[e2e] Research on prevention of ARP spoofing

stanislav shalunov shalunov at internet2.edu
Mon Mar 24 07:51:04 PST 2003


"Sai Dattathrani" <saidatta at in.ibm.com> writes:

> http://www.ietf.org/internet-drafts/draft-dattathrani-tcp-ip-security-01.txt

That contains, in particular:

> A sublayer in the Data Link layer should be introduced.  This will be
> known as the Security sublayer.  The Security sublayer should be
> placed below the MAC sublayer in the Data Link layer.  This Security
> sublayer should be present physically on the NIC.  The security
> sublayer will have to perform a host of security checks.  The
> implementation of this sublayer will reside in the ROM of the NIC, so
> that the intruder does not manipulate this sublayer.
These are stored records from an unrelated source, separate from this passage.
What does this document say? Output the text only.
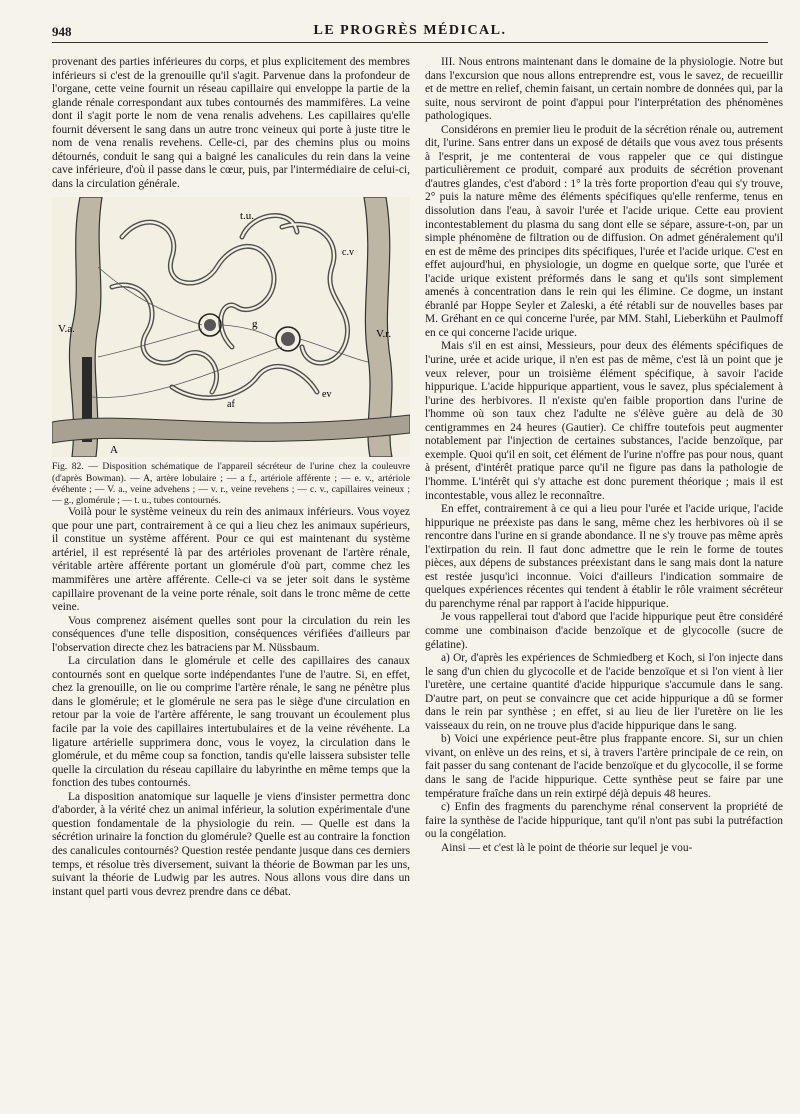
948	LE PROGRÈS MÉDICAL.

provenant des parties inférieures du corps, et plus explicitement des membres inférieurs si c'est de la grenouille qu'il s'agit. Parvenue dans la profondeur de l'organe, cette veine fournit un réseau capillaire qui enveloppe la partie de la glande rénale correspondant aux tubes contournés des mammifères. La veine dont il s'agit porte le nom de vena renalis advehens. Les capillaires qu'elle fournit déversent le sang dans un autre tronc veineux qui porte à juste titre le nom de vena renalis revehens. Celle-ci, par des chemins plus ou moins détournés, conduit le sang qui a baigné les canalicules du rein dans la veine cave inférieure, d'où il passe dans le cœur, puis, par l'intermédiaire de celui-ci, dans la circulation générale.

t.u.
c.v
V.a.	V.r.
g
af
ev
A

Fig. 82. — Disposition schématique de l'appareil sécréteur de l'urine chez la couleuvre (d'après Bowman). — A, artère lobulaire ; — a f., artériole afférente ; — e. v., artériole évéhente ; — V. a., veine advehens ; — v. r., veine revehens ; — c. v., capillaires veineux ; — g., glomérule ; — t. u., tubes contournés.

Voilà pour le système veineux du rein des animaux inférieurs. Vous voyez que pour une part, contrairement à ce qui a lieu chez les animaux supérieurs, il constitue un système afférent. Pour ce qui est maintenant du système artériel, il est représenté là par des artérioles provenant de l'artère rénale, véritable artère afférente portant un glomérule d'où part, comme chez les mammifères une artère afférente. Celle-ci va se jeter soit dans le système capillaire provenant de la veine porte rénale, soit dans le tronc même de cette veine.

Vous comprenez aisément quelles sont pour la circulation du rein les conséquences d'une telle disposition, conséquences vérifiées d'ailleurs par l'observation directe chez les batraciens par M. Nüssbaum.

La circulation dans le glomérule et celle des capillaires des canaux contournés sont en quelque sorte indépendantes l'une de l'autre. Si, en effet, chez la grenouille, on lie ou comprime l'artère rénale, le sang ne pénètre plus dans le glomérule; et le glomérule ne sera pas le siège d'une circulation en retour par la voie de l'artère afférente, le sang trouvant un écoulement plus facile par la voie des capillaires intertubulaires et de la veine révéhente. La ligature artérielle supprimera donc, vous le voyez, la circulation dans le glomérule, et du même coup sa fonction, tandis qu'elle laissera subsister telle quelle la circulation du réseau capillaire du labyrinthe en même temps que la fonction des tubes contournés.

La disposition anatomique sur laquelle je viens d'insister permettra donc d'aborder, à la vérité chez un animal inférieur, la solution expérimentale d'une question fondamentale de la physiologie du rein. — Quelle est dans la sécrétion urinaire la fonction du glomérule? Quelle est au contraire la fonction des canalicules contournés? Question restée pendante jusque dans ces derniers temps, et résolue très diversement, suivant la théorie de Bowman par les uns, suivant la théorie de Ludwig par les autres. Nous allons vous dire dans un instant quel parti vous devrez prendre dans ce débat.

III. Nous entrons maintenant dans le domaine de la physiologie. Notre but dans l'excursion que nous allons entreprendre est, vous le savez, de recueillir et de mettre en relief, chemin faisant, un certain nombre de données qui, par la suite, nous serviront de point d'appui pour l'interprétation des phénomènes pathologiques.

Considérons en premier lieu le produit de la sécrétion rénale ou, autrement dit, l'urine. Sans entrer dans un exposé de détails que vous avez tous présents à l'esprit, je me contenterai de vous rappeler que ce qui distingue particulièrement ce produit, comparé aux produits de sécrétion provenant d'autres glandes, c'est d'abord : 1° la très forte proportion d'eau qui s'y trouve, 2° puis la nature même des éléments spécifiques qu'elle renferme, tenus en dissolution dans l'eau, à savoir l'urée et l'acide urique. Cette eau provient incontestablement du plasma du sang dont elle se sépare, assure-t-on, par un simple phénomène de filtration ou de diffusion. On admet généralement qu'il en est de même des principes dits spécifiques, l'urée et l'acide urique. C'est en effet aujourd'hui, en physiologie, un dogme en quelque sorte, que l'urée et l'acide urique existent préformés dans le sang et qu'ils sont simplement amenés à concentration dans le rein qui les élimine. Ce dogme, un instant ébranlé par Hoppe Seyler et Zaleski, a été rétabli sur de nouvelles bases par M. Gréhant en ce qui concerne l'urée, par MM. Stahl, Lieberkühn et Paulmoff en ce qui concerne l'acide urique.

Mais s'il en est ainsi, Messieurs, pour deux des éléments spécifiques de l'urine, urée et acide urique, il n'en est pas de même, c'est là un point que je veux relever, pour un troisième élément spécifique, à savoir l'acide hippurique. L'acide hippurique appartient, vous le savez, plus spécialement à l'urine des herbivores. Il n'existe qu'en faible proportion dans l'urine de l'homme où son taux chez l'adulte ne s'élève guère au delà de 30 centigrammes en 24 heures (Gautier). Ce chiffre toutefois peut augmenter notablement par l'injection de certaines substances, l'acide benzoïque, par exemple. Quoi qu'il en soit, cet élément de l'urine n'offre pas pour nous, quant à présent, d'intérêt pratique parce qu'il ne figure pas dans la pathologie de l'homme. L'intérêt qui s'y attache est donc purement théorique ; mais il est incontestable, vous allez le reconnaître.

En effet, contrairement à ce qui a lieu pour l'urée et l'acide urique, l'acide hippurique ne préexiste pas dans le sang, même chez les herbivores où il se rencontre dans l'urine en si grande abondance. Il ne s'y trouve pas même après l'extirpation du rein. Il faut donc admettre que le rein le forme de toutes pièces, aux dépens de substances préexistant dans le sang mais dont la nature est restée jusqu'ici inconnue. Voici d'ailleurs l'indication sommaire de quelques expériences récentes qui tendent à établir le rôle vraiment sécréteur du parenchyme rénal par rapport à l'acide hippurique.

Je vous rappellerai tout d'abord que l'acide hippurique peut être considéré comme une combinaison d'acide benzoïque et de glycocolle (sucre de gélatine).

a) Or, d'après les expériences de Schmiedberg et Koch, si l'on injecte dans le sang d'un chien du glycocolle et de l'acide benzoïque et si l'on vient à lier l'uretère, une certaine quantité d'acide hippurique s'accumule dans le sang. D'autre part, on peut se convaincre que cet acide hippurique a dû se former dans le rein par synthèse ; en effet, si au lieu de lier l'uretère on lie les vaisseaux du rein, on ne trouve plus d'acide hippurique dans le sang.

b) Voici une expérience peut-être plus frappante encore. Si, sur un chien vivant, on enlève un des reins, et si, à travers l'artère principale de ce rein, on fait passer du sang contenant de l'acide benzoïque et du glycocolle, il se forme dans le sang de l'acide hippurique. Cette synthèse peut se faire par une température fraîche dans un rein extirpé déjà depuis 48 heures.

c) Enfin des fragments du parenchyme rénal conservent la propriété de faire la synthèse de l'acide hippurique, tant qu'il n'ont pas subi la putréfaction ou la congélation.

Ainsi — et c'est là le point de théorie sur lequel je vou-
Relying on tamper-resistant hardware that needs to be manufactured by
hundreds of companies is perilous.  The NIC I am using right now (and
its driver) allows me to conveniently program any MAC address I'd
like.  I find occasional use for this feature (testing, etc.).  This
means that I'd consider paying a little extra for the functionality.
Are you saying companies need to make their hardware more complex (and
costly) and less functional at the same time?  Competition would work
against the solution.

What is the threat model anyway?  Are you trying to prevent disruption
of communication by machines on the same Ethernet or surreptitious
monitoring/modification?  I don't think the former has a clean
solution (especially if you take into accounts attacks like plugging
of the Ethernet data wires into the AC outlet to kill the switch).
The latter has to be solved by cryptographic means.

-- 
Stanislav Shalunov		http://www.internet2.edu/~shalunov/

Sex is the mathematics urge sublimated.                 -- M. C. Reed.